Luke 24:10-11
To have a new life, we need a new story.
The distressed women who go to Jesus’ tomb early on Easter, before they know it is Easter, return to Jesus’ other friends as delighted preachers of the resurrection. They went to the tomb to do grief work; they return home to do gospel work, telling their hope-against-hope story: he isn’t dead and sealed-up in a tomb—he’s alive and free.
The apostles (the male leaders among Jesus’ followers) scoff at them. The men regard their account as an idle tale, as nonsense born of despair and delusion. Like many men of their time (and, sadly, more than a few in ours), they tended to discredit what women said, especially if the women presumed to challenge or teach them. So, chauvinism was in play in their skepticism about the women’s story. I think there’s something else too: the story seems impossible because, strictly speaking, it’s irrational to believe that a dead person doesn’t stay dead.
Jesus’ resurrection is the center of a counter-story, an account of how things really are that overturns our usual understandings and assumptions. The Jesus story claims that life is stronger than death. Abundance overwhelms scarcity. Humility is strength. The rejected are welcome, the outcasts are included, the last are first, and the lost are found. Love is more powerful than fear.

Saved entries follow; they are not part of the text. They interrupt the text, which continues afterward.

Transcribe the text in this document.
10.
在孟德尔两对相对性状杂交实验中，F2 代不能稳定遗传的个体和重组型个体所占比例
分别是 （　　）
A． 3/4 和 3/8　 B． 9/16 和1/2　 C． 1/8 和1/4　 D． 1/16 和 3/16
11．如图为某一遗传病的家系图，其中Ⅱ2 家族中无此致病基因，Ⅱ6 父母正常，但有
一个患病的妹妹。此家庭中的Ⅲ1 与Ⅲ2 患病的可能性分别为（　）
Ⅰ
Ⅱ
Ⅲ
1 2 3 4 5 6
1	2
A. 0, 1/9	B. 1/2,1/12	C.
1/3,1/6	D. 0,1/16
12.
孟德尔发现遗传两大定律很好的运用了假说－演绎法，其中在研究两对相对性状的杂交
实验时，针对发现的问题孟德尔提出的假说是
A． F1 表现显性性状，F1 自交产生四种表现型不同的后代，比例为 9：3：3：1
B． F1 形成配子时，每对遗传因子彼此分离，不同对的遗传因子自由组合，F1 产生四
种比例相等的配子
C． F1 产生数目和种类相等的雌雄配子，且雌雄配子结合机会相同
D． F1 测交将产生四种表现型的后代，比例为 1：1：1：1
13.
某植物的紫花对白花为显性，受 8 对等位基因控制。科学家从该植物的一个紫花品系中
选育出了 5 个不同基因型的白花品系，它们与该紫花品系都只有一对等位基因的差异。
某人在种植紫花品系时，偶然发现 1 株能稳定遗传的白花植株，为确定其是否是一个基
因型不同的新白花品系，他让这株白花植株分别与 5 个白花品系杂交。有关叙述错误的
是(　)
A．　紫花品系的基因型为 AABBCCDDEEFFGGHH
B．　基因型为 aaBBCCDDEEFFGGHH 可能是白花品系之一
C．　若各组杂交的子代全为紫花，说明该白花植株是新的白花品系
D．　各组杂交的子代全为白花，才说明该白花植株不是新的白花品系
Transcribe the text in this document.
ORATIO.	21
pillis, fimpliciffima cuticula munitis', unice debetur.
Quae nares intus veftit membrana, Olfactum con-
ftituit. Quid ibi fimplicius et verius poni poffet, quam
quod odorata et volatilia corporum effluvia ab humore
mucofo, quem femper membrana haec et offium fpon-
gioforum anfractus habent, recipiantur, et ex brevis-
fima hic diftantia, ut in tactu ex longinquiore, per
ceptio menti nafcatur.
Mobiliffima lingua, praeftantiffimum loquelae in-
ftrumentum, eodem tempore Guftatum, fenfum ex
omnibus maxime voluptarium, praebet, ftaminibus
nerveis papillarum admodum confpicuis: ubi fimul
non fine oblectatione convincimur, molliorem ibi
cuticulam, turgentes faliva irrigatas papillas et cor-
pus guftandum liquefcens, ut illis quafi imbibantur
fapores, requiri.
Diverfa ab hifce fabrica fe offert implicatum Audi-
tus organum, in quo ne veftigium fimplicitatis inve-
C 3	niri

The Jesus story is more beautiful and more liberating than the stories our culture tells us. Just because it seems impossible doesn’t mean it is impossible. There’s a part of us, I’m convinced, that yearns for it not to be a too-good-to-be-true story. We can follow that yearning. If we will, we will learn for ourselves—for the first time or again—that the Jesus story is true, the truest and best story we have.

Consider
What stories do I tell myself that keep me from experiencing the beauty, power, and hope of the Jesus story?
Pray
Living Jesus, heal my fears and tame my skepticism so that I may trust that faith, hope, and love are real, true, and endure forever. Amen.